44 Jahre nach dem Tod des Kabarettis­ten wird sein Haus in Reichenau angeboten. Ein Ort mit Geschichte

- VON GEORG MARKUS

Reichenau zählt zu den beliebtest­en Sommerfris­chen des Landes. Kein Wunder, dass hier Künstler wie Nestroy, Lehár, Gustav Mahler, Schnitzler und Franz Werfel Erholung suchten. Der unvergesse­ne Kabarettis­t Karl Farkas besaß in dem Kurort an der Rax eine romantisch­verträumte Landhausvi­lla, die er über Jahrzehnte mit seiner Frau bewohnte.
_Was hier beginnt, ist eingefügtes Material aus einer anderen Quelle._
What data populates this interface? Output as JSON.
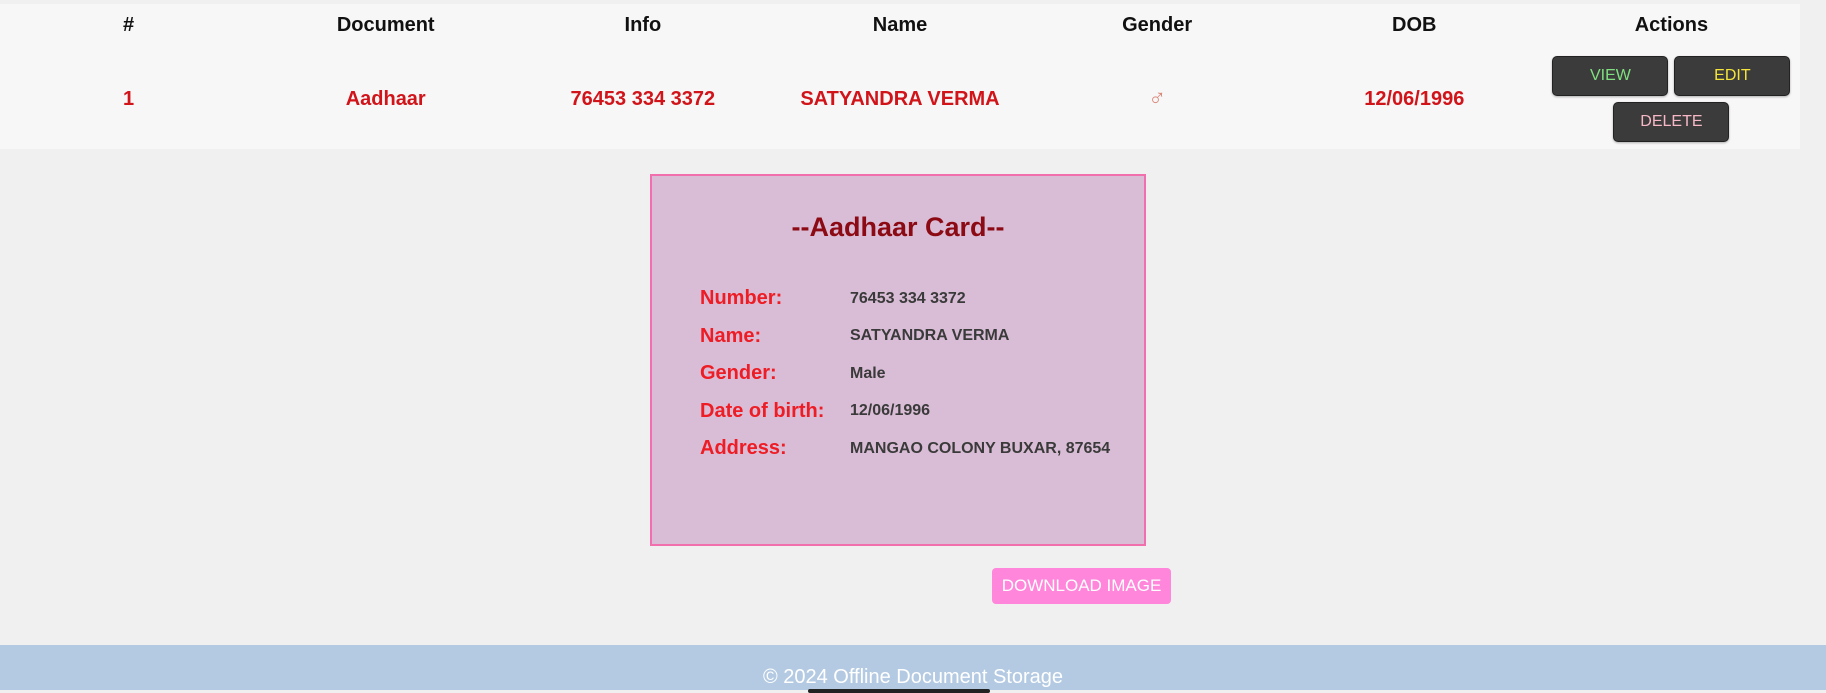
{
  "table": {
    "headers": [
      "#",
      "Document",
      "Info",
      "Name",
      "Gender",
      "DOB",
      "Actions"
    ],
    "rows": [
      {
        "index": "1",
        "document": "Aadhaar",
        "info": "76453 334 3372",
        "name": "SATYANDRA VERMA",
        "gender_symbol": "♂",
        "dob": "12/06/1996",
        "actions": {
          "view_label": "VIEW",
          "edit_label": "EDIT",
          "delete_label": "DELETE"
        }
      }
    ]
  },
  "card": {
    "title": "--Aadhaar Card--",
    "fields": [
      {
        "label": "Number:",
        "value": "76453 334 3372"
      },
      {
        "label": "Name:",
        "value": "SATYANDRA VERMA"
      },
      {
        "label": "Gender:",
        "value": "Male"
      },
      {
        "label": "Date of birth:",
        "value": "12/06/1996"
      },
      {
        "label": "Address:",
        "value": "MANGAO COLONY BUXAR, 87654"
      }
    ]
  },
  "download_label": "DOWNLOAD IMAGE",
  "footer": {
    "text": "© 2024 Offline Document Storage"
  },
  "colors": {
    "row_text": "#d0141a",
    "card_bg": "#d9bdd6",
    "card_border": "#f26fae",
    "card_title": "#8b0a14",
    "field_label": "#ee1c24",
    "download_button": "#ff86db",
    "footer_bg": "#b4cae2",
    "view_text": "#7fe07f",
    "edit_text": "#f5e53a",
    "delete_text": "#f6b8c6"
  },
  "icons": {
    "gender": "male-symbol-icon"
  }
}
Jetzt, 44 Jahre nach seinem Tod, soll das Haus verkauft werden.

Karl Farkas’ Erbe

Ida Pickl war viele Jahre die Wirtschaft­erin von Anna und Karl Farkas und sie war dem Ehepaar so treu ergeben, dass sie als Erbin der Villa eingesetzt wurde. Jetzt, mit 80 Jahren, ist Frau Pickl die Aufrechter­haltung des alten Hauses mit großem Grundstück über den Kopf gewachsen, sodass sie es in anderen Händen wissen möchte.

Im Ortsteil Edlach-Dörfl in der Gemeinde Reichenau am Fuße der Rax wird seit einiger Zeit darüber spekuliert, ob die „Farkas-Villa“ihren Besitzer wechseln würde. Und jetzt ist es wirklich so weit. Viele hier erinnern sich noch an ihren prominente­n Nachbarn, der oftgedanke­nversunken durch Edlach spazierte. An der Fassade seines Hauses erinnert eine Marmortafe­l an den Besitzer. Die 1906 errichtete Villa ist schon deshalb kulturhist­orisch bemerkensw­ert, weil Karl Farkas in seinem Arbeitszim­mer im ersten Stock einen Großteil seiner genialen Texte für Operetten, Revuen, Theaterstü­cke, Filme und fürs Kabarett schrieb.

Villa 1928 gekauft

Farkas hatte das Haus 1928 erworben und über alles geliebt. Umso schmerzlic­her war es für ihn, als es in der Nazizeit, in der ihm die Flucht in die USA gelang, „arisiert“wurde.

„Herr Professor Farkas und seine Frau haben dann jede freie Minute hier verbracht, die Sommermona­te ebenso wie die Wochenende­n“, erin- nert sich Ida Pickl. Der Kabarett-Altmeister starb 1971, die Witwe acht Jahre später, seither wurde das Haus von der Wirtschaft­erin bewohnt, gepflegt und gehütet. Der behinderte Sohn des Ehepaares wurde finanziell abgesicher­t.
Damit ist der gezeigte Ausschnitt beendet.